Infocom tried to diversify by selling a database program. Oddly, no one wanted to buy a database program from a game company. (My experience, on the other hand, has been that digging through a corporate database is generally the most challenging adventure game there is.) Eventually, it killed the company. The assets were picked up by Activision, who eventually came out with "Return to Zork" and "Zork: Nemesis," as well as repackaged versions of the old text classics, but there have been no new Infocom text adventures since the late '80s, and the nifty language and its interpreters were dead and buried.

Except... Infocom fans wouldn't let them die. Many people spent much time and reverse-engineered the bytecode instruction set, figuring out what each instruction did.

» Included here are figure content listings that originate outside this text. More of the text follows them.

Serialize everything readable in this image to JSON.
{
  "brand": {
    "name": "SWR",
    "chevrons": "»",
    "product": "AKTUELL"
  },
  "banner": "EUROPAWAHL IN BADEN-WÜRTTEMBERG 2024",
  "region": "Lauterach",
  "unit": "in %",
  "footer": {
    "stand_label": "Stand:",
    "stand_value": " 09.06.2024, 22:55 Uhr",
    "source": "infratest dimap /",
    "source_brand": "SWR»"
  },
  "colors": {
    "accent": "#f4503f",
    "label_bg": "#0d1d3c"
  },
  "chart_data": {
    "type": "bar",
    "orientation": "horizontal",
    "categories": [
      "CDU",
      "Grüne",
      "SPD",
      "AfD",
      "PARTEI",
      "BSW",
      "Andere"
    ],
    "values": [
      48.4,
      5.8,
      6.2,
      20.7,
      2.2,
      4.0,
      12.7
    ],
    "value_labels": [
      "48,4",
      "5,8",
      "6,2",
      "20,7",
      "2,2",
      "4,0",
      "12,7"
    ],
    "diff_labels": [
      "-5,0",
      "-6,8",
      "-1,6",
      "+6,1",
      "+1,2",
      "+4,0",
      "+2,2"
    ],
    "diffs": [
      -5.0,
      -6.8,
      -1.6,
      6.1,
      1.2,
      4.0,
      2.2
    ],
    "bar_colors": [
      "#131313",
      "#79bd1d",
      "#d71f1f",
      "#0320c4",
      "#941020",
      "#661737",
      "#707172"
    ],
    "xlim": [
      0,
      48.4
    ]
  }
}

First came new interpreters that would allow you to run the old Infocom text games on new platforms, e.g. Windows95. Then even more ambitious souls came along and wrote new development tools that generate Infocom bytecodes! So now there are new adventure game authors that are writing adventure games that will work with either the old Infocom interpreters or the newer reverse-engineered interpreters.

All of this--the tools, the interpreters, the documentation, the games themselves (the new ones, that is, not the copyrighted works of Infocom/Activision) is available at the Interactive Fiction Archive. I regret that I don't have a URL handy, but a search will reveal it easily enough.

So here we have a historical look at another system that used to be proprietary and used to be a company's bread and butter that is now only alive because it was relatively easy to reverse engineer. Bill Gates' company is also arguably where it is today largely because "pirating" BASIC (that is, porting it to another platform _without source code_) ensured that it was widespread, and being widespread, ensured demand ("What do you mean, I can't run Star Trek on this machine?")

Food for thought?

Thanks for the reporting, as always,


From: rick@netscape.com (Rick Schell);
Sent at 2/19/97; 12:54:02 PM;
Re:Decompiling Java

The decompilation "feature" has been known for two years, prior to licensing of Java to anyone. I think it was quite intentional. Just FYI.